CT Radiomics-Based Explainable Machine Learning Model for Accurate Differentiation of Malignant and Benign Endometrial Tumors: A Two-Center Study
Tingrui Zhang, Honglin Wu, Zekun Jiang, Yingying Wang, Rui Ye, Huiming Ni, Chang Liu, Jin Cao, Xuan Sun, Rong Shao, Xiaorong Wei, Yingchun Sun

TL;DR
This study developed and validated an explainable CT radiomics-based machine learning model that accurately differentiates malignant from benign endometrial tumors, demonstrating high diagnostic performance and clinical utility.
Contribution
The paper introduces a novel, explainable radiomics-based ML model with superior diagnostic accuracy for endometrial tumor classification, validated across two centers.
Findings
Random Forest achieved AUROC of 0.96 on test data.
SHAP analysis identified key radiomic features linked to EC.

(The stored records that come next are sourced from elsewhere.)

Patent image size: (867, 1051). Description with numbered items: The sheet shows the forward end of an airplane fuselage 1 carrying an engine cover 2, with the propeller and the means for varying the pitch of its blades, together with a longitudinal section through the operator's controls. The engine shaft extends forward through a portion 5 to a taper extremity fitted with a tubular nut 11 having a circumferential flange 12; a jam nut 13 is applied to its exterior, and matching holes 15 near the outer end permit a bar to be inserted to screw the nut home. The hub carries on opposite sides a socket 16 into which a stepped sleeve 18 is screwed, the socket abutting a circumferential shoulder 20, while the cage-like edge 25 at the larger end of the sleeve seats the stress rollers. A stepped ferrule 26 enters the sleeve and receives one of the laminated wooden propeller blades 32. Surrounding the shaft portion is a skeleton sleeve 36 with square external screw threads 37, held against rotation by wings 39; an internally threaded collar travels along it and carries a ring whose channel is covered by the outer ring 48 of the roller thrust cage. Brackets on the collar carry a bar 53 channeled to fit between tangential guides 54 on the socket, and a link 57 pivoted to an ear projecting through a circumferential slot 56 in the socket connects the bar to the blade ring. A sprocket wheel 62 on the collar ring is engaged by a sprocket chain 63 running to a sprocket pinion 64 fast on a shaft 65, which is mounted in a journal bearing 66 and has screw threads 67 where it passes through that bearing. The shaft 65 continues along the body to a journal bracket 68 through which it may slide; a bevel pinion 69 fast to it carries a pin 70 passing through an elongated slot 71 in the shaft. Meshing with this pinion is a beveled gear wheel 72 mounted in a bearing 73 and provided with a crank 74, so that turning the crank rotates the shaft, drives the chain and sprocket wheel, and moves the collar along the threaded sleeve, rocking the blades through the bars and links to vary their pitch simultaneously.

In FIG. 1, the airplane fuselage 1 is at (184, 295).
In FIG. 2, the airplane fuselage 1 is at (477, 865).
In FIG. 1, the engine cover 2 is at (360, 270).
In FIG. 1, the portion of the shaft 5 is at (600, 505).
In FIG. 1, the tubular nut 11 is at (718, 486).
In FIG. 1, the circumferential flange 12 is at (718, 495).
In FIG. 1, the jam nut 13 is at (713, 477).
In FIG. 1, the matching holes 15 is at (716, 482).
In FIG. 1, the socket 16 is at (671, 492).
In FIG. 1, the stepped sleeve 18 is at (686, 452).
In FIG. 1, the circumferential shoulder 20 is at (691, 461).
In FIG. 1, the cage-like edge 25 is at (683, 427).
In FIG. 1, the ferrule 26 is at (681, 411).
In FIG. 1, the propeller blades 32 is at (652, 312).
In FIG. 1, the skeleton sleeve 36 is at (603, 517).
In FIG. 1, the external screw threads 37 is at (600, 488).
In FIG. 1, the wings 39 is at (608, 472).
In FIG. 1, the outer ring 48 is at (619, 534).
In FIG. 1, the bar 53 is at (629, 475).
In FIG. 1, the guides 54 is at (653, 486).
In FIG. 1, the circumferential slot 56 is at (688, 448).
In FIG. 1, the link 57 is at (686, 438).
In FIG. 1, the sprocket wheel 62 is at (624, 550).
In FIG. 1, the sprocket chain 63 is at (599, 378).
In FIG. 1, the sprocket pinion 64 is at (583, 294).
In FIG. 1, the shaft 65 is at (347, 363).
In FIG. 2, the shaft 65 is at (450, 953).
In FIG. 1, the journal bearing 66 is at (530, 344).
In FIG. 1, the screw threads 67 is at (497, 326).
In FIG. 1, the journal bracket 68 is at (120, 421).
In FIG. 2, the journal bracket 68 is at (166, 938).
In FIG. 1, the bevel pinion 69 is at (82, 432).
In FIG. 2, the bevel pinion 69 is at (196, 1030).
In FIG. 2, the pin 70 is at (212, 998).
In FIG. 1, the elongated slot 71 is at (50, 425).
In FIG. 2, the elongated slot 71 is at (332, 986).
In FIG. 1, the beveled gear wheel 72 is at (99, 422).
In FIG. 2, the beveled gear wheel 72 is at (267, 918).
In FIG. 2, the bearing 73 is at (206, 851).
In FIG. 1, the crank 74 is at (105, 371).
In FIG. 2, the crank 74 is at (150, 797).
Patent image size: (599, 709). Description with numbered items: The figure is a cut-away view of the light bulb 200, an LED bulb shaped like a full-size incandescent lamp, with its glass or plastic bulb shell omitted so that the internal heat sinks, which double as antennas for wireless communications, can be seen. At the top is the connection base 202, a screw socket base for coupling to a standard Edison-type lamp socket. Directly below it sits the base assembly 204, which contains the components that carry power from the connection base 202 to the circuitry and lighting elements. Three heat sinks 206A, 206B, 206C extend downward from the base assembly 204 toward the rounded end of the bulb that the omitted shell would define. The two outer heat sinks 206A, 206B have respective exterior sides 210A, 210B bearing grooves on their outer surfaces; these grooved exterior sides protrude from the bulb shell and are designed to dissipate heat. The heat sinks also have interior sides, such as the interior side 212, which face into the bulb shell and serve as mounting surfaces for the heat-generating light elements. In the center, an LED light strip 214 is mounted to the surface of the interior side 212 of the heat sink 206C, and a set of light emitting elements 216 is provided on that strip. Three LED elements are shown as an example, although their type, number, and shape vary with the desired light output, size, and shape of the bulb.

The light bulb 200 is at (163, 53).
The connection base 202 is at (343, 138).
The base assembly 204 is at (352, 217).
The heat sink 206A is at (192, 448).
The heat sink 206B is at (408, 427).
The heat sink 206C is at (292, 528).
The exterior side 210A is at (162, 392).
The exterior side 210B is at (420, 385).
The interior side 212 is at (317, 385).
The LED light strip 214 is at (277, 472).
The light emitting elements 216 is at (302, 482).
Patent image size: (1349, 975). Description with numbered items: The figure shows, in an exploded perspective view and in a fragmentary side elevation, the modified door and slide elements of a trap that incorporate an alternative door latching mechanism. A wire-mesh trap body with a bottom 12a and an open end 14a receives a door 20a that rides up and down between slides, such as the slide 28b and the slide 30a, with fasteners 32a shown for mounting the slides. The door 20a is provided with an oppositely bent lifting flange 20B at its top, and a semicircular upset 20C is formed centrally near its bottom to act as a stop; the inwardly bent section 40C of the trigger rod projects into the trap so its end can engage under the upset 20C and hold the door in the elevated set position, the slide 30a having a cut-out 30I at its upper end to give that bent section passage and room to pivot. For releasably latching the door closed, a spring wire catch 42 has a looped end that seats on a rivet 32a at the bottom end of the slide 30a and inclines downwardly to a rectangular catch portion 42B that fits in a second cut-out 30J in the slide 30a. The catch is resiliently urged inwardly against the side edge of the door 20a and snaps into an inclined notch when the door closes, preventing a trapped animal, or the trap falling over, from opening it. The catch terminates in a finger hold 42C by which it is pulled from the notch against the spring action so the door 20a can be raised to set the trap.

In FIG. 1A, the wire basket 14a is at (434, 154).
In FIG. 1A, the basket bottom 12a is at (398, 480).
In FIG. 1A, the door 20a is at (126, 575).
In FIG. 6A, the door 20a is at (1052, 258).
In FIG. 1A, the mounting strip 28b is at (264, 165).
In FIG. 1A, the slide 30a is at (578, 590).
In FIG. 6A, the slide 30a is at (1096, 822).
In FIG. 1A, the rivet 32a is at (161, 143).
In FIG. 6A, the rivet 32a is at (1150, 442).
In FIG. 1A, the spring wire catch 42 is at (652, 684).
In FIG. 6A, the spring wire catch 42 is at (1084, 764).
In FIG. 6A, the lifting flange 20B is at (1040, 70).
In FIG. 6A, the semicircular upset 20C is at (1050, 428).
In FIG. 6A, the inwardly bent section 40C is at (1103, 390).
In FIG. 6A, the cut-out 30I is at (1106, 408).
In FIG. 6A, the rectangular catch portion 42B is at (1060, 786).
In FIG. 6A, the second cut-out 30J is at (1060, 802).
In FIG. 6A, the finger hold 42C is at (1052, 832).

Model showed potential for clinical decision support.
Abstract
Aimed to develop and validate a CT radiomics-based explainable machine learning model for precise diagnosing malignancy and benignity specifically in endometrial cancer (EC) patients. A total of 83 EC patients from two centers, including 46 with malignant and 37 with benign conditions, were included, with data split into a training set (n=59) and a testing set (n=24). The regions of interest (ROIs) were manually segmented from pre-surgical CT scans, and 1132 radiomic features were extracted from the pre-surgical CT scans using Pyradiomics. Six explainable machine learning (ML) modeling algorithms were implemented respectively, for determining the optimal radiomics pipeline. The diagnostic performance of the radiomic model was evaluated by using sensitivity, specificity, accuracy, precision, F1 score, AUROC, and AUPRC. To enhance clinical understanding and usability, we separately…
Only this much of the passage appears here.